RPAは、パソコン上の業務を自動化し、大幅な効率化を叶えることができる便利なツールですが、
RPA化が可能な業務、不可能な業務があります。
本コラムでは、RPAの得意な業務、苦手な業務について紹介します。

RPAが得意な業務

RPAが代行できる業務の具体的な例を挙げます。

  • 交通費を検索・計算してシステムへ申請
  • 注文書と請求書を突合
  • システムからデータをダウンロードし、加工してメール送付
  • 指定のサイトにアクセスし、データを収集

以上のような、手順が決まっていて同じ動きを繰り返す単純作業は、RPAの得意分野といえます。
単純作業の繰り返しはRPAに代行させることで、
作業者はより創造的な業務に打ち込むことができます。

RPAが苦手な(できない)業務

逆にRPAが苦手な業務、できない業務の特徴は以下が挙げられます。

  • ルールが整備されていない
    RPAは、あらかじめ決められた手順に沿って繰り返し業務を行うツールです。
    明確なルールや手順が定まっておらず、状況によって作業内容に変更が起きるような業務は、
    RPAによる自動化は非常に難しいです。
    RPA化するためには、内容変更の条件を明確にするなど、ルールや手順を整備する必要があります。
  • 人の思考・判断が含まれる業務
    RPAはAIではないので、状況判断や分析は基本的にできません。
    上記のようなルール整備のないものや、不意のイレギュラーが含まれるなど、
    作業の中で人の判断が不可欠な業務は、RPAによる自動化は難しいです。
    イレギュラーに対し、RPA判断で対応することはできませんが、
    イレギュラーデータをはじく、アラート等を出す等の設定をしておくことで、
    業務の完全停止を防いだり、都度確認を取ることができます。
  • PC外の作業を含む業務
    RPAは、あくまでパソコン上の業務を自動化するツールです。
    導入されたパソコンの及ばない範囲の業務を自動化することはできません。
    業務の途中で人によるアナログな対応が含まれる業務などは、一括で自動化することは不可能ですが、
    パソコン上で行われる業務のみを自動化するなど、部分的な自動化によって効率化することは可能です。

RPAが適している業務

RPAが適している業務の基準として、このような特徴が挙げられます。

  • ルール(マニュアル)が整備されている
    RPAは、設定された手順に沿って動きます。
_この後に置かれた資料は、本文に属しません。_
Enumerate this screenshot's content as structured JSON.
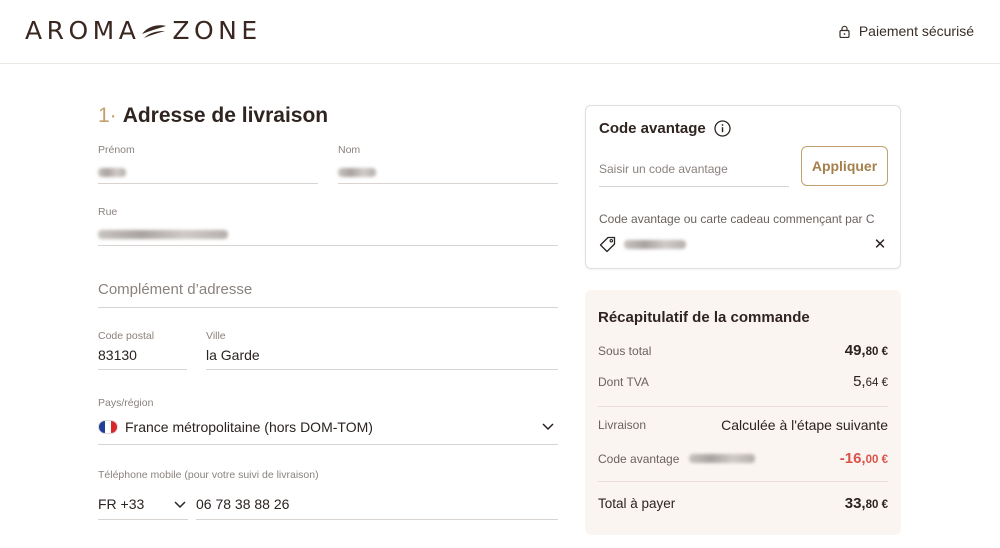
{
  "header": {
    "brand": "AROMA",
    "brand2": "ZONE",
    "secure_label": "Paiement sécurisé"
  },
  "address": {
    "step_num": "1·",
    "title": "Adresse de livraison",
    "fields": {
      "first_name_label": "Prénom",
      "last_name_label": "Nom",
      "street_label": "Rue",
      "complement_placeholder": "Complément d’adresse",
      "postal_label": "Code postal",
      "postal_value": "83130",
      "city_label": "Ville",
      "city_value": "la Garde",
      "country_label": "Pays/région",
      "country_value": "France métropolitaine (hors DOM-TOM)",
      "phone_label": "Téléphone mobile (pour votre suivi de livraison)",
      "phone_prefix": "FR +33",
      "phone_value": "06 78 38 88 26"
    }
  },
  "promo": {
    "title": "Code avantage",
    "placeholder": "Saisir un code avantage",
    "apply_label": "Appliquer",
    "note": "Code avantage ou carte cadeau commençant par C",
    "remove_label": "✕"
  },
  "summary": {
    "title": "Récapitulatif de la commande",
    "subtotal_label": "Sous total",
    "subtotal_int": "49,",
    "subtotal_dec": "80 €",
    "vat_label": "Dont TVA",
    "vat_int": "5,",
    "vat_dec": "64 €",
    "shipping_label": "Livraison",
    "shipping_value": "Calculée à l'étape suivante",
    "discount_label": "Code avantage",
    "discount_int": "-16,",
    "discount_dec": "00 €",
    "total_label": "Total à payer",
    "total_int": "33,",
    "total_dec": "80 €"
  },
  "colors": {
    "accent": "#c2a06f",
    "discount": "#d9534a",
    "summary_bg": "#fbf5f2"
  }
}
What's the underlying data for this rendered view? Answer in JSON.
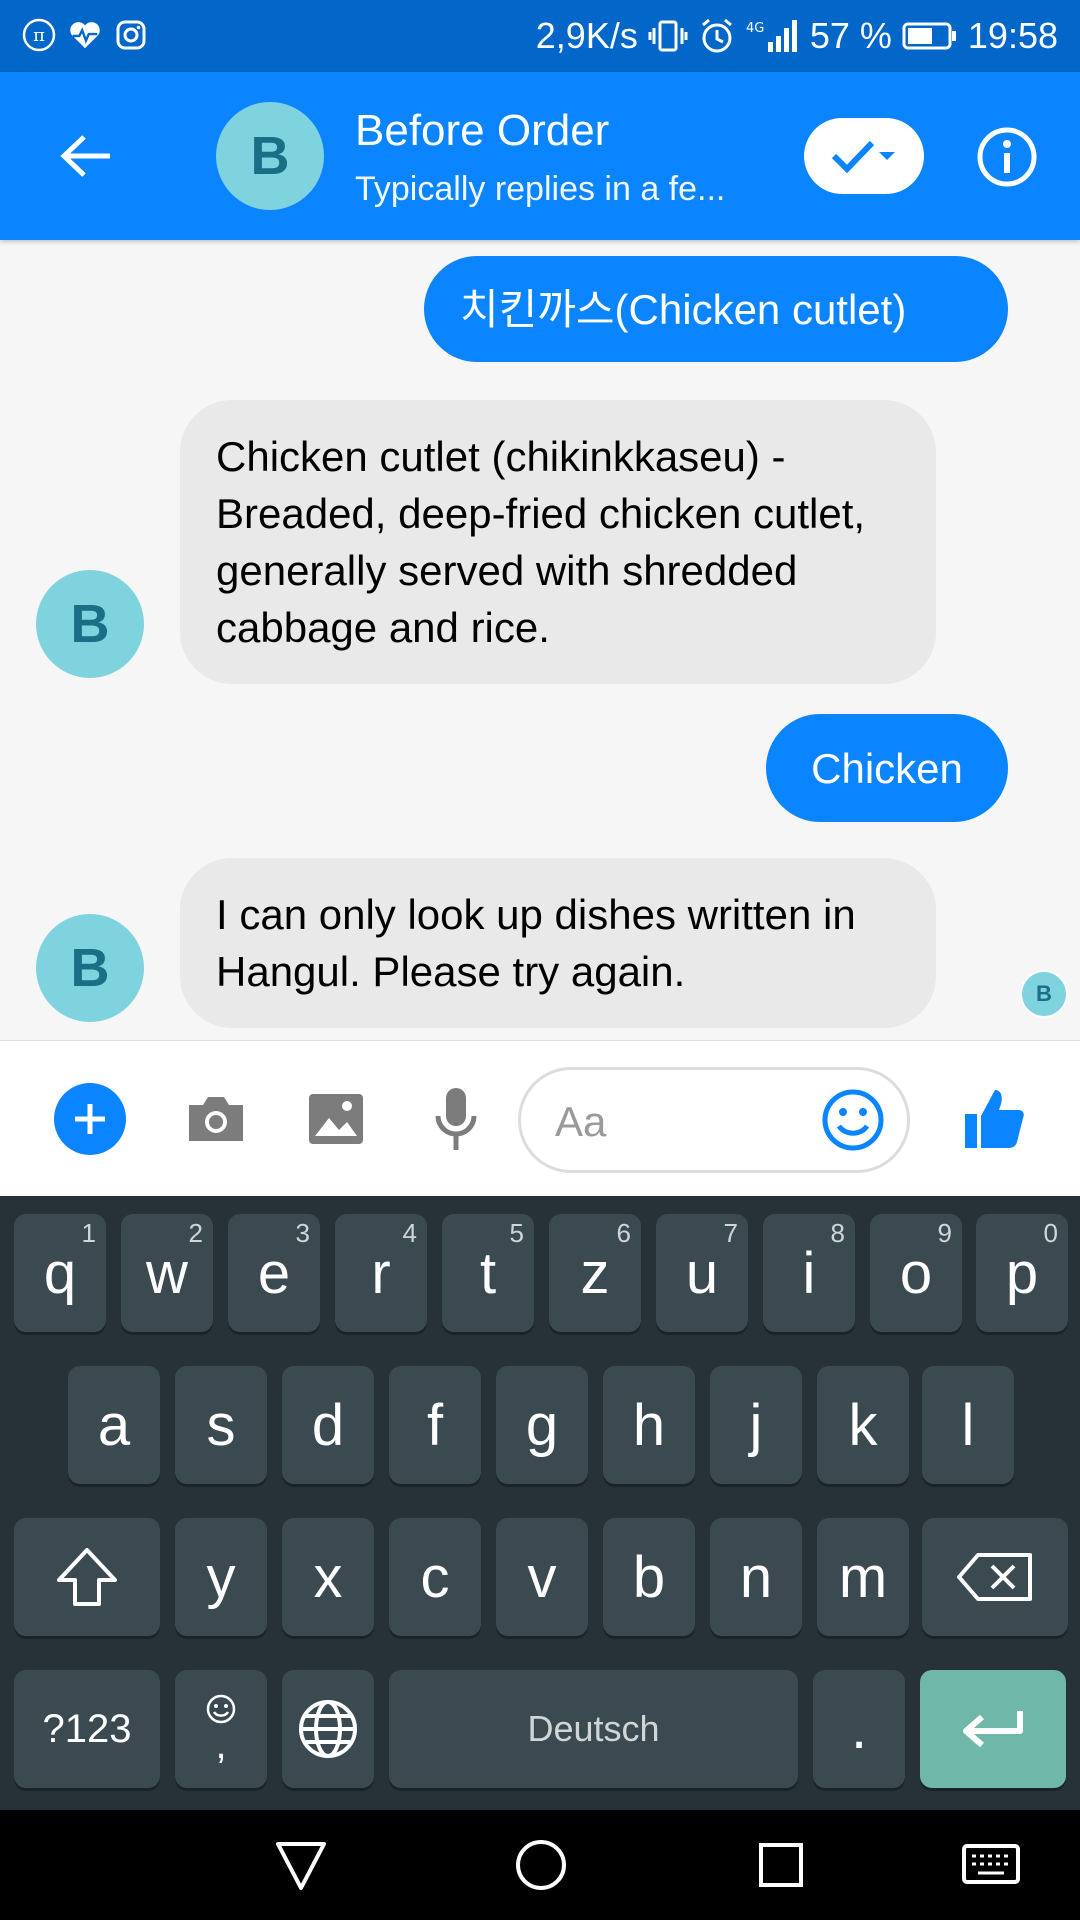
{
  "status_bar": {
    "speed": "2,9K/s",
    "battery": "57 %",
    "time": "19:58",
    "network": "4G"
  },
  "header": {
    "avatar_letter": "B",
    "title": "Before Order",
    "subtitle": "Typically replies in a fe..."
  },
  "messages": [
    {
      "from": "user",
      "text": "치킨까스(Chicken cutlet)"
    },
    {
      "from": "bot",
      "avatar": "B",
      "text": "Chicken cutlet (chikinkkaseu) - Breaded, deep-fried chicken cutlet, generally served with shredded cabbage and rice."
    },
    {
      "from": "user",
      "text": "Chicken"
    },
    {
      "from": "bot",
      "avatar": "B",
      "text": "I can only look up dishes written in Hangul. Please try again."
    }
  ],
  "seen_avatar": "B",
  "composer": {
    "placeholder": "Aa"
  },
  "keyboard": {
    "row1": [
      {
        "key": "q",
        "num": "1"
      },
      {
        "key": "w",
        "num": "2"
      },
      {
        "key": "e",
        "num": "3"
      },
      {
        "key": "r",
        "num": "4"
      },
      {
        "key": "t",
        "num": "5"
      },
      {
        "key": "z",
        "num": "6"
      },
      {
        "key": "u",
        "num": "7"
      },
      {
        "key": "i",
        "num": "8"
      },
      {
        "key": "o",
        "num": "9"
      },
      {
        "key": "p",
        "num": "0"
      }
    ],
    "row2": [
      "a",
      "s",
      "d",
      "f",
      "g",
      "h",
      "j",
      "k",
      "l"
    ],
    "row3": [
      "y",
      "x",
      "c",
      "v",
      "b",
      "n",
      "m"
    ],
    "symbols_label": "?123",
    "comma": ",",
    "space_label": "Deutsch",
    "period": "."
  },
  "colors": {
    "status_bar": "#0267c8",
    "header": "#0a84ff",
    "user_bubble": "#0a84ff",
    "bot_bubble": "#e9e9e9",
    "avatar": "#7fd3df",
    "keyboard": "#263238",
    "key": "#3b4a50",
    "enter_key": "#6fb7a9"
  }
}
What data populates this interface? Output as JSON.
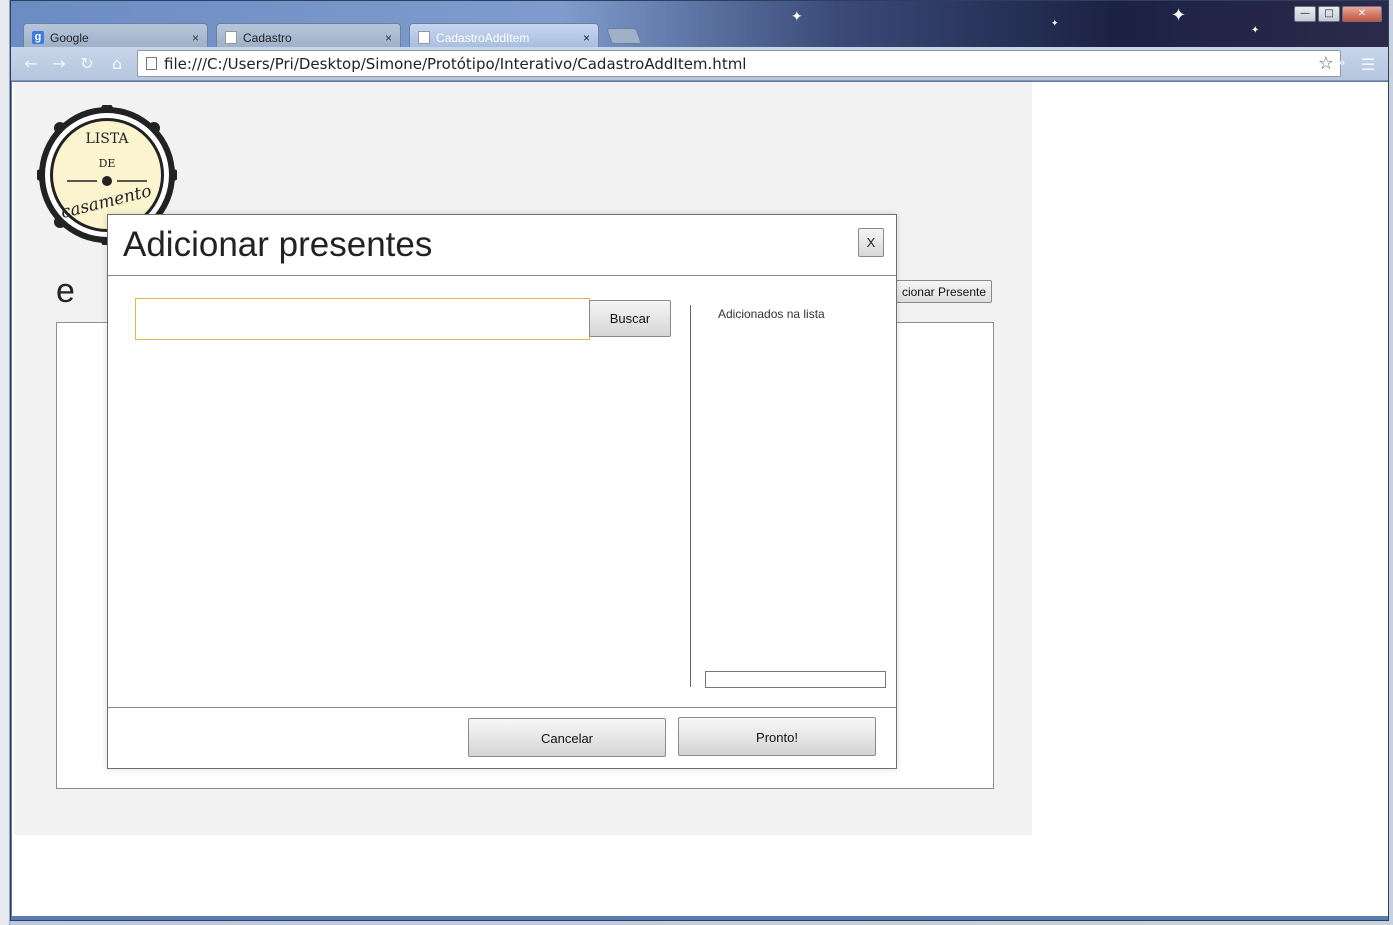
{
  "browser": {
    "tabs": [
      {
        "label": "Google",
        "icon": "google-icon"
      },
      {
        "label": "Cadastro",
        "icon": "page-icon"
      },
      {
        "label": "CadastroAddItem",
        "icon": "page-icon",
        "active": true
      }
    ],
    "tab_close_glyph": "×",
    "address_url": "file:///C:/Users/Pri/Desktop/Simone/Protótipo/Interativo/CadastroAddItem.html",
    "window_controls": {
      "minimize": "—",
      "maximize": "□",
      "close": "✕"
    }
  },
  "page": {
    "logo_text": {
      "top": "LISTA",
      "middle": "DE",
      "bottom": "casamento"
    },
    "heading_fragment": "e",
    "add_gift_button_fragment": "cionar Presente"
  },
  "modal": {
    "title": "Adicionar presentes",
    "close_label": "X",
    "search_placeholder": "",
    "search_button": "Buscar",
    "added_label": "Adicionados na lista",
    "cancel_button": "Cancelar",
    "done_button": "Pronto!"
  },
  "colors": {
    "window_frame": "#5a7bb0",
    "page_background": "#f2f2f2",
    "search_focus_border": "#e3b34c"
  }
}
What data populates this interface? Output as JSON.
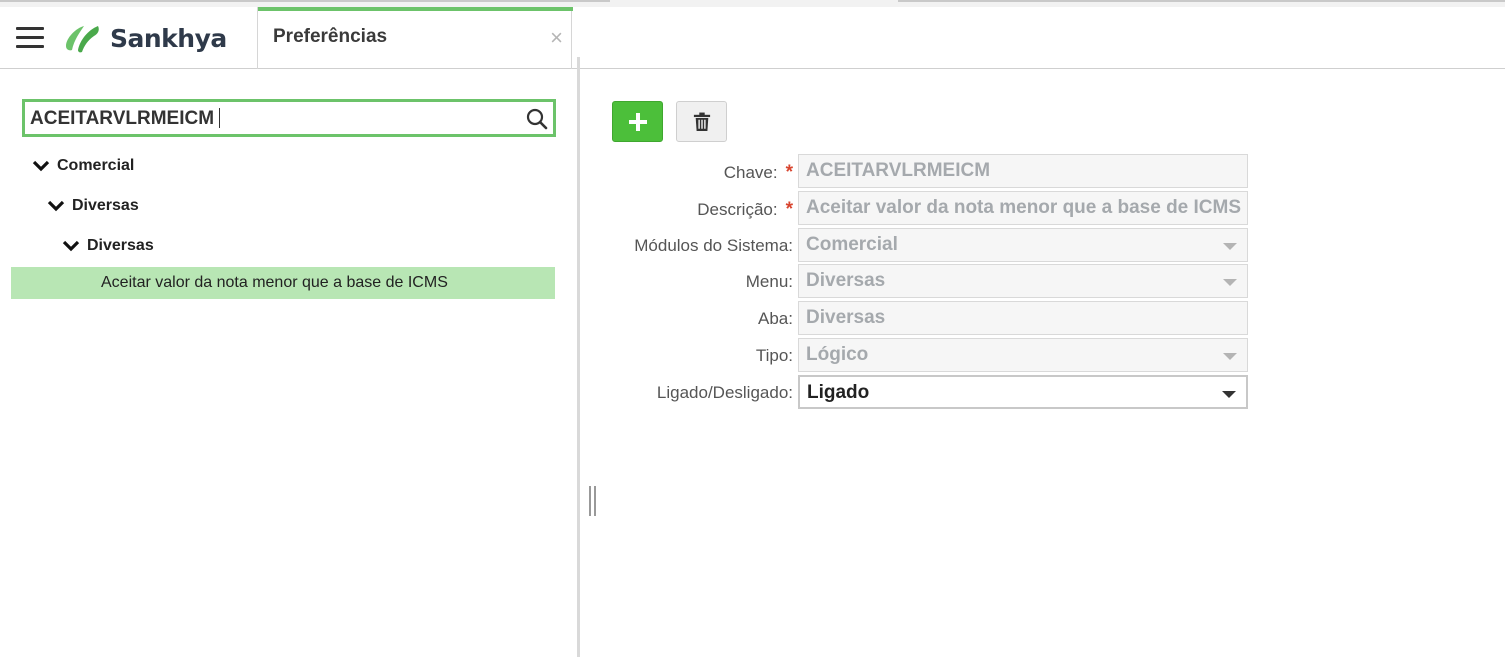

代行させたい業務のルールが整備されていれば、
    ルール通りにRPAを設定するだけでよいので、RPAによる自動化に適した業務といえます。
  • 作業量や頻度が非常に多い
    一日に数時間かかるものや、毎日、毎週行っているような業務は、
    一部が自動化できるだけでも大きな効果が望めます。

これらの業務をRPAに代行させることで、
担当者はより創造的な事業に打ち込むことができるだけでなく、
RPAはヒューマンエラーの心配もないので、生産性だけでなく正確性の向上も期待できます。

まとめ

RPAは、所謂“定型業務”を自動化するツールです。
得意な業務の自動化については、半分以下のコストに抑えられる場合もありますが、
苦手な業務については、かえって無駄が増えてしまうことも考えられます。

自動化を検討する場合は、その業務がRPAに適しているのか、どの部分なら自動化できるのかなど、
事前の業務の選定・分析を行うことが大切です。